There are no dates attached to those examples, which
makes it hard to judge at what point the raids took place.
The presence of Wellingtons suggests fairly early in the
war, early in the career of Lancasters, perhaps. The
LW hadn't really got its NF effort organised by then.
Heck, the RAF didn't really have it well organised until
1942. Even then RAF nightfighters operating over the UK
had a very low success rate in terms of kills-per-sortie,
although part of this may be due to the fact that by
1942 they were operating in a fairly target-poor environment. And even as late as 1942 the RAF were
still trying to operate Havoc Turbinlite and Hurricane
pairs.

Also those loss rates are not broken down into losses
from flak or NF.

Certainly losses from LW NFs were enough for the RAF
to feel that they required Mosquito NF.II escort later
in the war, although apparently not enough to require
refitting of ventral armament as a standard, partly
because it wasn't considered that the armament was
worth the performance penalty, especially with an H2S
bulge in there too. Fitting a 20mm cannon in a ventral
hole seemed to work for some RAAF units, but hand held
mounts have a lesser weight and drag penalty, like
the ventral tunnel mounting in an A20.

XyZspineZyX
07-22-2003, 11:29 PM
Aaron

Losses are from operational debut to May 8 1945, when Germany unconditionally surrendered. That is why it says 'total'./i/smilies/16x16_smiley-wink.gif For operational debut dates you will have to visit the site noted in the post above.

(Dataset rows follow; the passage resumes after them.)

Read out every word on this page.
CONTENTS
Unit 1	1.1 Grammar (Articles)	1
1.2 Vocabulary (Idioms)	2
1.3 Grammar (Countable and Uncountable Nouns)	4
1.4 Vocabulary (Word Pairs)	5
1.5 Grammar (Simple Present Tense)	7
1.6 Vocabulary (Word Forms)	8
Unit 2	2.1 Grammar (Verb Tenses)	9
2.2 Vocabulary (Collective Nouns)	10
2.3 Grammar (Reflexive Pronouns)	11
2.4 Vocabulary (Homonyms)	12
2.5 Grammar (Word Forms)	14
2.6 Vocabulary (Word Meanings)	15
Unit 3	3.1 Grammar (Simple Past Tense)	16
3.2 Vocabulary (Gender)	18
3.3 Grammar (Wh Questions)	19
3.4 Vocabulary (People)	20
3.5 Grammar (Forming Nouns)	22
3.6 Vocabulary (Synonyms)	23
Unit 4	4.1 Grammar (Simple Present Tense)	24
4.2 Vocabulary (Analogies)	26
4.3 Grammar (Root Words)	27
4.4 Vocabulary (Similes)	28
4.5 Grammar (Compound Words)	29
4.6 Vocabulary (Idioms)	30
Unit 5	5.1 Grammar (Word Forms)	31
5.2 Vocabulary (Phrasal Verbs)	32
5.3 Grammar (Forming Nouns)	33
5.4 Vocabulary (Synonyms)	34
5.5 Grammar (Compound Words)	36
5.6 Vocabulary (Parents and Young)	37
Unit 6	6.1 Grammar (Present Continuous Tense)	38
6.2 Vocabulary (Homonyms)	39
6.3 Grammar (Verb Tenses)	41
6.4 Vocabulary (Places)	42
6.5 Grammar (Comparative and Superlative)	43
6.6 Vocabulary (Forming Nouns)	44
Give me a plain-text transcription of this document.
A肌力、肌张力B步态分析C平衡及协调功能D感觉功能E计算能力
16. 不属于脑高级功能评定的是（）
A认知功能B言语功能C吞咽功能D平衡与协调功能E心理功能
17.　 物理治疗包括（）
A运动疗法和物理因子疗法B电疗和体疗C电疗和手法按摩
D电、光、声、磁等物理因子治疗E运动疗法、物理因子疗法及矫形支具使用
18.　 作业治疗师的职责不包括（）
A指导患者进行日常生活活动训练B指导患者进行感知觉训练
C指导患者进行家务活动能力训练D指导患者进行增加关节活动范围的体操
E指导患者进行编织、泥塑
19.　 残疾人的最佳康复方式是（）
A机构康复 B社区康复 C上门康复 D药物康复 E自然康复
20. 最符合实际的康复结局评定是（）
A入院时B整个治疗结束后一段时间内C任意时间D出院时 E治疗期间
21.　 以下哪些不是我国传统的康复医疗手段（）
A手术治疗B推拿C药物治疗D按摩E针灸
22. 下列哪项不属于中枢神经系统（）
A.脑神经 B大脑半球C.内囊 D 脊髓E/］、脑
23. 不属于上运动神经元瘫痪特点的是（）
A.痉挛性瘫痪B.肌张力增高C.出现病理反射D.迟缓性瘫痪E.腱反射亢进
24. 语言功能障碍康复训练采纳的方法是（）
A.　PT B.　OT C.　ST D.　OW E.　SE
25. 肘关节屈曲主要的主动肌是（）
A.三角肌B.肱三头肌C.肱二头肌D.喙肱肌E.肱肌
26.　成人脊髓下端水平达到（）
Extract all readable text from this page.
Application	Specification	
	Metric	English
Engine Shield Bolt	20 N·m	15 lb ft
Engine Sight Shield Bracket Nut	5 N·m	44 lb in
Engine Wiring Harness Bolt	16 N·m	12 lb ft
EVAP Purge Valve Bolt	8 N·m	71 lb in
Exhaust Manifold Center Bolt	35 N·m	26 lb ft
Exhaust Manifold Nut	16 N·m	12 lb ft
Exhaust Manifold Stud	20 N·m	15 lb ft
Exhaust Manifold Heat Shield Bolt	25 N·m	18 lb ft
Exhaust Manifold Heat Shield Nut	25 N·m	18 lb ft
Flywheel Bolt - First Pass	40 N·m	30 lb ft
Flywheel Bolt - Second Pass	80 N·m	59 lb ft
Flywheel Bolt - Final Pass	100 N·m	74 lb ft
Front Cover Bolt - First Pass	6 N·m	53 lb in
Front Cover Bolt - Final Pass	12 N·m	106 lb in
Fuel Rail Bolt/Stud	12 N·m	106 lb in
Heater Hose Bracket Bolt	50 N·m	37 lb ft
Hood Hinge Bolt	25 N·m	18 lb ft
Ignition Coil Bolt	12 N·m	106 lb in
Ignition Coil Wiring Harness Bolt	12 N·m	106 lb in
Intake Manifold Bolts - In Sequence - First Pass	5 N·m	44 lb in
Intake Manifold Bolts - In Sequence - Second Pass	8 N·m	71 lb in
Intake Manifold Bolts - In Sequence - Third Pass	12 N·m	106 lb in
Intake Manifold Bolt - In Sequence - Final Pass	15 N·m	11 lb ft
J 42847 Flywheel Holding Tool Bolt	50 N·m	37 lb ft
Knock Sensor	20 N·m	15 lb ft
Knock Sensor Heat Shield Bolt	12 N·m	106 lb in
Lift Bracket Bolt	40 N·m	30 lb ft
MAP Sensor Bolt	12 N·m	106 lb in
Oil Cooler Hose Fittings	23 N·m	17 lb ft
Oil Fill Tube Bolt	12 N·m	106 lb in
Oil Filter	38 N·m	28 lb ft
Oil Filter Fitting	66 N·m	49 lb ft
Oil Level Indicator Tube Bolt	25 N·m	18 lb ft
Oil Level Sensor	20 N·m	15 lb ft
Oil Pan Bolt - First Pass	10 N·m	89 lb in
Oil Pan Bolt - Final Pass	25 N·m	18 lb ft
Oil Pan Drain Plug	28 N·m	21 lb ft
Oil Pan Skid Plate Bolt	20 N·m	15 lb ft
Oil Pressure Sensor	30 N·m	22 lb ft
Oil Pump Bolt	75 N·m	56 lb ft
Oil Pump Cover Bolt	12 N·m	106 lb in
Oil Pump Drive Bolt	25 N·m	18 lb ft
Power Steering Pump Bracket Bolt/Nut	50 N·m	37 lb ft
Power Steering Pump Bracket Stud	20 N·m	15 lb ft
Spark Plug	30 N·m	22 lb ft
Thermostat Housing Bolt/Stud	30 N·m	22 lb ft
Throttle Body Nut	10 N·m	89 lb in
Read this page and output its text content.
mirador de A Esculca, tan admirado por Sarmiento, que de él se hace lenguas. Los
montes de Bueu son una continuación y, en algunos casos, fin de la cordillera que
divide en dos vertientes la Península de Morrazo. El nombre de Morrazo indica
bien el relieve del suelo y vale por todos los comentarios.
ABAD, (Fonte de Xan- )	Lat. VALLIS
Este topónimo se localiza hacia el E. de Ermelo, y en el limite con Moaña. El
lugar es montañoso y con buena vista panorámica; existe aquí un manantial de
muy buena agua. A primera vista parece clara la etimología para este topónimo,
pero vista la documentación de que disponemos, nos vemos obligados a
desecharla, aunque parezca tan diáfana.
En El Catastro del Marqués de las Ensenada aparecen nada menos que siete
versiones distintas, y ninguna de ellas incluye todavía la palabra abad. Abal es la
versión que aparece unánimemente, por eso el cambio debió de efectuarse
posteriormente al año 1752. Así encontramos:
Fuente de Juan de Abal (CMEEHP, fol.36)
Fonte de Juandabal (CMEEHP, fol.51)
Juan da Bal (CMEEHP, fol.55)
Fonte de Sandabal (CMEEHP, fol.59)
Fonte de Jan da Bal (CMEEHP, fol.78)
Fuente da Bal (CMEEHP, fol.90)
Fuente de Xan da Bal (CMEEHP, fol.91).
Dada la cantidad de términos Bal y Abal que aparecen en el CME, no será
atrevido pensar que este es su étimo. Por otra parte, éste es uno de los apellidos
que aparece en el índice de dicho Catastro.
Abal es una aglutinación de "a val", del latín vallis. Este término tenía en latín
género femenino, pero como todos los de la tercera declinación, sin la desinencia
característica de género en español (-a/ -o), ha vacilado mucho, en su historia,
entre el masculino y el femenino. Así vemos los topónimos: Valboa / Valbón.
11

For losses one should look to 8th AF losses. More B-17s/B-24s were lost to Flak than to a/c. At night, it would be still larger for Flak.


Of the 95 a/c lost on that Nurenburg raid, how many were lost to NFs?

http://www.stenbergaa.com/stenberg/crandall-stormclouds2.jpg

XyZspineZyX
07-22-2003, 11:40 PM
Actually the B-17 didn't have any armor to protect the front crew. So, projectiles could rip through the nose from plexiglass into the bomb bay. Until the chin turret was implemented, the firepower to the front was weak. The other "preferred" attack was straight down from the 12 O'clock high position. This attack was harder to perform, there was the problem of leading the target and the projectiles didn't get to "rake" the length of the target. Head-on was definitely the preferred method of attack by single engine fighters.